Question about Hyper-transport/QPI: When you increase the amount of processors, do you need more of these links, or can the Hyper-transport/QPI function one-to-many?
During the lecture, I had a question about Memory to Memory Controller mapping. I asked whether having multiple memory controllers could theoretically increase performance by accessing two different areas of memory in parallel.
From what I looked up and understood, it's not the memory controller that creates a bottleneck, but rather the memory bus that connects the controller to the memory that creates it. There is a mechanism for having separate channels to connect one memory controller to multiple memory banks called Dual-Channel Architecture where one memory controller is connected to multiple memory banks through multiple buses. This, in turn, allows the memory controller to access two different memory banks in parallel.
I happen to have experience optimizing memory visit on a NUMA machine. It turns out that the first-touch policy in Linux is pretty useful to deal with NUMA problem.

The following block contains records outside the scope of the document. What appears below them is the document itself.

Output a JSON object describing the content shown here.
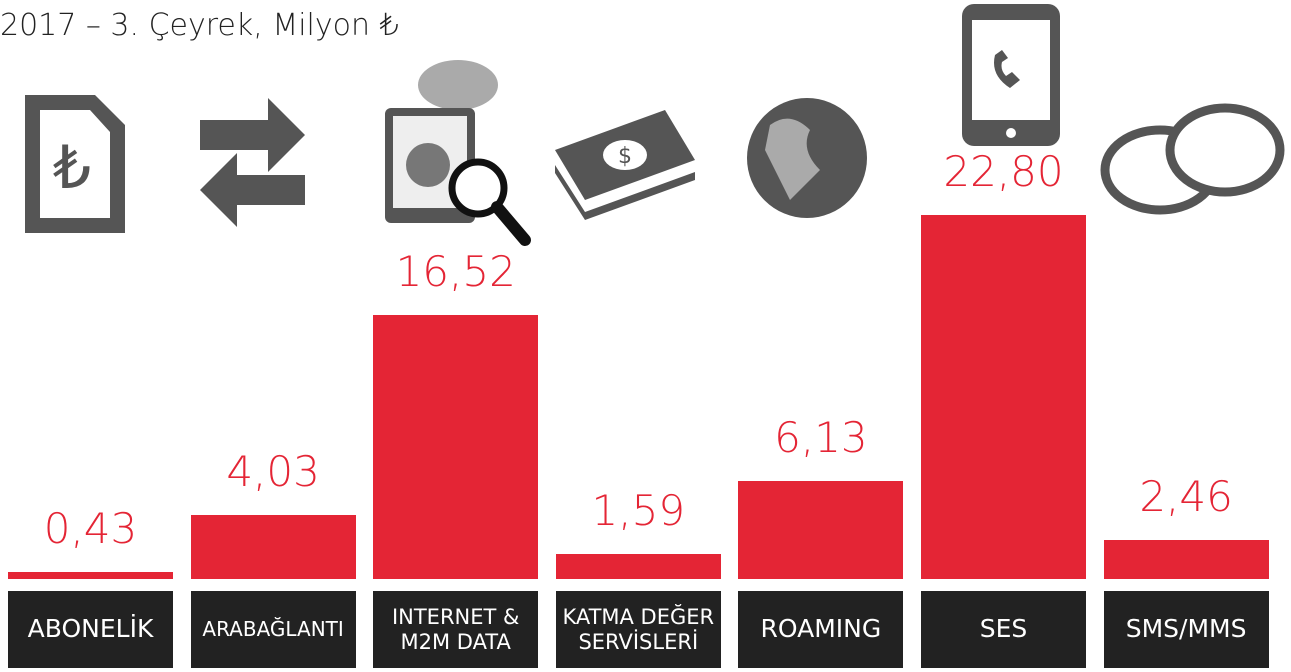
{
  "chart_data": {
    "type": "bar",
    "title": "2017 – 3. Çeyrek, Milyon ₺",
    "categories": [
      "ABONELİK",
      "ARABAĞLANTI",
      "INTERNET & M2M DATA",
      "KATMA DEĞER SERVİSLERİ",
      "ROAMING",
      "SES",
      "SMS/MMS"
    ],
    "values": [
      0.43,
      4.03,
      16.52,
      1.59,
      6.13,
      22.8,
      2.46
    ],
    "value_labels": [
      "0,43",
      "4,03",
      "16,52",
      "1,59",
      "6,13",
      "22,80",
      "2,46"
    ],
    "color": "#e42535"
  }
}
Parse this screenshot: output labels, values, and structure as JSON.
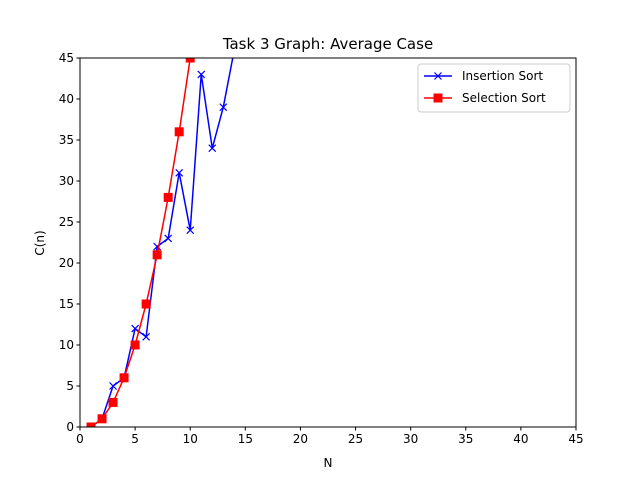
{
  "chart_data": {
    "type": "line",
    "title": "Task 3 Graph: Average Case",
    "xlabel": "N",
    "ylabel": "C(n)",
    "xlim": [
      0,
      45
    ],
    "ylim": [
      0,
      45
    ],
    "xticks": [
      0,
      5,
      10,
      15,
      20,
      25,
      30,
      35,
      40,
      45
    ],
    "yticks": [
      0,
      5,
      10,
      15,
      20,
      25,
      30,
      35,
      40,
      45
    ],
    "grid": false,
    "legend_position": "top-right",
    "series": [
      {
        "name": "Insertion Sort",
        "color": "#0000ff",
        "marker": "x",
        "x": [
          1,
          2,
          3,
          4,
          5,
          6,
          7,
          8,
          9,
          10,
          11,
          12,
          13,
          14
        ],
        "y": [
          0,
          1,
          5,
          6,
          12,
          11,
          22,
          23,
          31,
          24,
          43,
          34,
          39,
          46
        ]
      },
      {
        "name": "Selection Sort",
        "color": "#ff0000",
        "marker": "square",
        "x": [
          1,
          2,
          3,
          4,
          5,
          6,
          7,
          8,
          9,
          10
        ],
        "y": [
          0,
          1,
          3,
          6,
          10,
          15,
          21,
          28,
          36,
          45
        ]
      }
    ]
  }
}
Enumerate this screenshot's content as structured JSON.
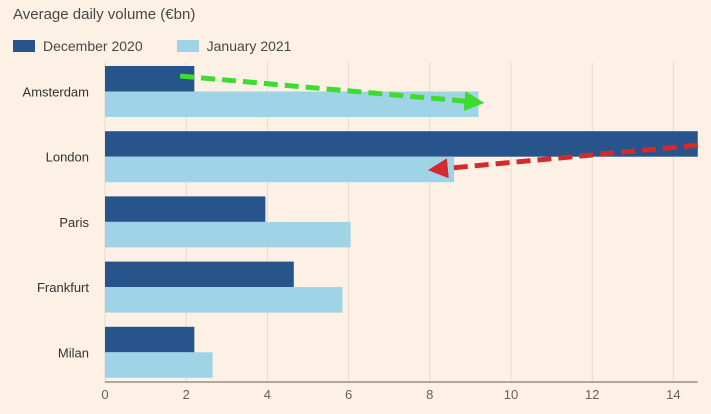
{
  "chart_data": {
    "type": "bar",
    "orientation": "horizontal",
    "title": "Average daily volume (€bn)",
    "categories": [
      "Amsterdam",
      "London",
      "Paris",
      "Frankfurt",
      "Milan"
    ],
    "series": [
      {
        "name": "December 2020",
        "color": "#27548a",
        "values": [
          2.2,
          14.6,
          3.95,
          4.65,
          2.2
        ]
      },
      {
        "name": "January 2021",
        "color": "#9fd3e6",
        "values": [
          9.2,
          8.6,
          6.05,
          5.85,
          2.65
        ]
      }
    ],
    "xticks": [
      0,
      2,
      4,
      6,
      8,
      10,
      12,
      14
    ],
    "xlim": [
      0,
      14.6
    ],
    "grid": true,
    "legend": "top-left",
    "annotations": [
      {
        "name": "green-arrow",
        "color": "#3ddc2e",
        "from": {
          "category": "Amsterdam",
          "x": 1.85
        },
        "to": {
          "category": "Amsterdam",
          "x": 9.1
        }
      },
      {
        "name": "red-arrow",
        "color": "#d42a2f",
        "from": {
          "category": "London",
          "x": 14.6
        },
        "to": {
          "category": "London",
          "x": 8.2
        }
      }
    ]
  }
}
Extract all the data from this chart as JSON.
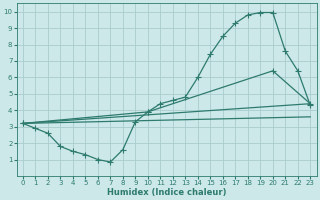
{
  "background_color": "#cce8e8",
  "grid_color": "#aacccc",
  "line_color": "#2e7b6e",
  "xlabel": "Humidex (Indice chaleur)",
  "xlim": [
    -0.5,
    23.5
  ],
  "ylim": [
    0,
    10.5
  ],
  "xticks": [
    0,
    1,
    2,
    3,
    4,
    5,
    6,
    7,
    8,
    9,
    10,
    11,
    12,
    13,
    14,
    15,
    16,
    17,
    18,
    19,
    20,
    21,
    22,
    23
  ],
  "yticks": [
    1,
    2,
    3,
    4,
    5,
    6,
    7,
    8,
    9,
    10
  ],
  "line1_x": [
    0,
    1,
    2,
    3,
    4,
    5,
    6,
    7,
    8,
    9,
    10,
    11,
    12,
    13,
    14,
    15,
    16,
    17,
    18,
    19,
    20,
    21,
    22,
    23
  ],
  "line1_y": [
    3.2,
    2.9,
    2.6,
    1.8,
    1.5,
    1.3,
    1.0,
    0.85,
    1.6,
    3.3,
    3.9,
    4.4,
    4.6,
    4.8,
    6.0,
    7.4,
    8.5,
    9.3,
    9.8,
    9.95,
    9.95,
    7.6,
    6.4,
    4.3
  ],
  "line2_x": [
    0,
    10,
    20,
    23
  ],
  "line2_y": [
    3.2,
    3.9,
    6.4,
    4.4
  ],
  "line3_x": [
    0,
    23
  ],
  "line3_y": [
    3.2,
    4.4
  ],
  "line4_x": [
    0,
    23
  ],
  "line4_y": [
    3.2,
    3.6
  ]
}
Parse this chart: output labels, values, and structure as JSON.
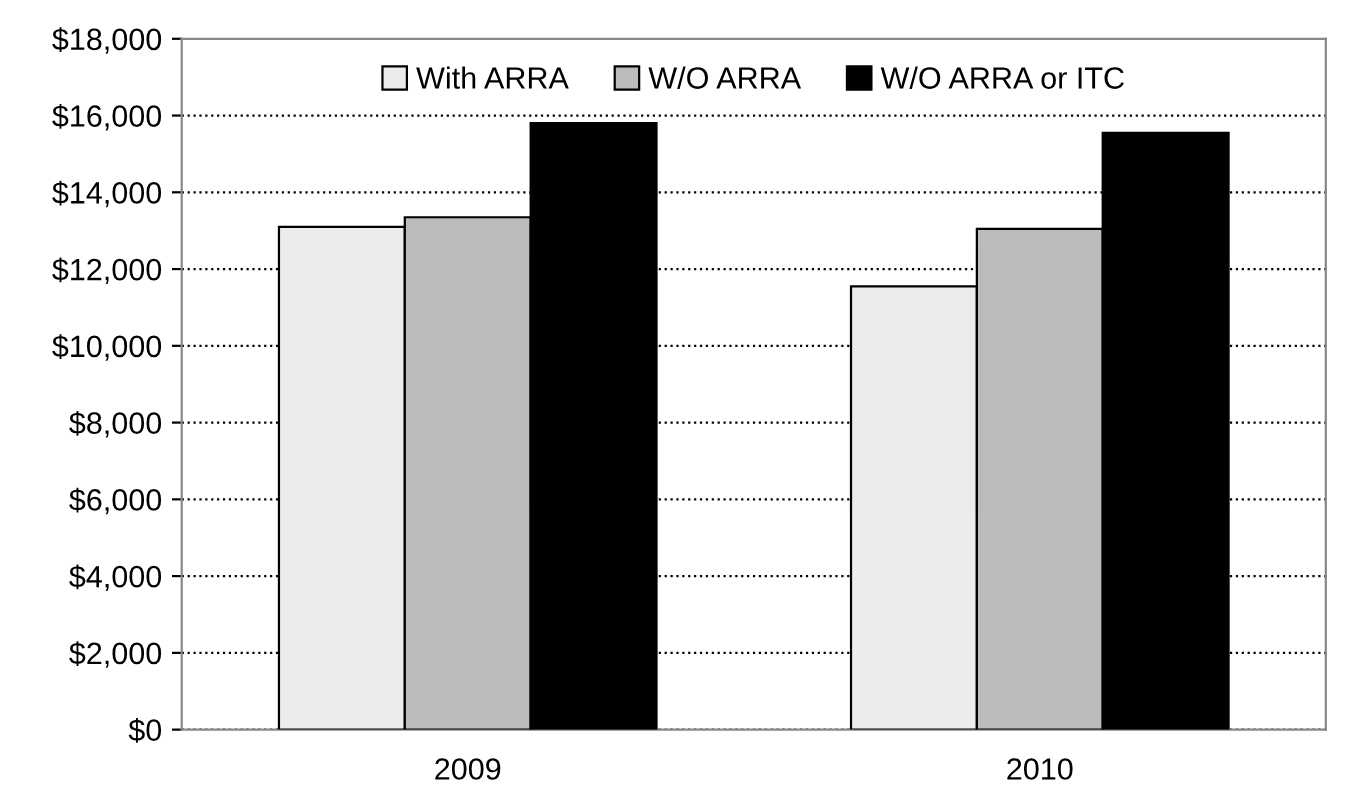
{
  "chart_data": {
    "type": "bar",
    "categories": [
      "2009",
      "2010"
    ],
    "series": [
      {
        "name": "With ARRA",
        "color": "#ececec",
        "values": [
          13100,
          11550
        ]
      },
      {
        "name": "W/O ARRA",
        "color": "#bbbbbb",
        "values": [
          13350,
          13050
        ]
      },
      {
        "name": "W/O ARRA or ITC",
        "color": "#000000",
        "values": [
          15800,
          15550
        ]
      }
    ],
    "ylim": [
      0,
      18000
    ],
    "yticks": [
      {
        "value": 0,
        "label": "$0"
      },
      {
        "value": 2000,
        "label": "$2,000"
      },
      {
        "value": 4000,
        "label": "$4,000"
      },
      {
        "value": 6000,
        "label": "$6,000"
      },
      {
        "value": 8000,
        "label": "$8,000"
      },
      {
        "value": 10000,
        "label": "$10,000"
      },
      {
        "value": 12000,
        "label": "$12,000"
      },
      {
        "value": 14000,
        "label": "$14,000"
      },
      {
        "value": 16000,
        "label": "$16,000"
      },
      {
        "value": 18000,
        "label": "$18,000"
      }
    ],
    "grid": "y",
    "legend": "top"
  }
}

Imagine a large array that need to be processed in parallel by two CPUs with their own memory. In Linux, memory is not determined to point to a specific location on hardware when you called malloc or new, but when you read/write to the memory the first time. Therefore if you keep the array uninitialized, and initialize the corresponding part of the array from different threads, then you automatically avoid NUMA latency, because a CPU will always prefer allocating memory on a closer RAM.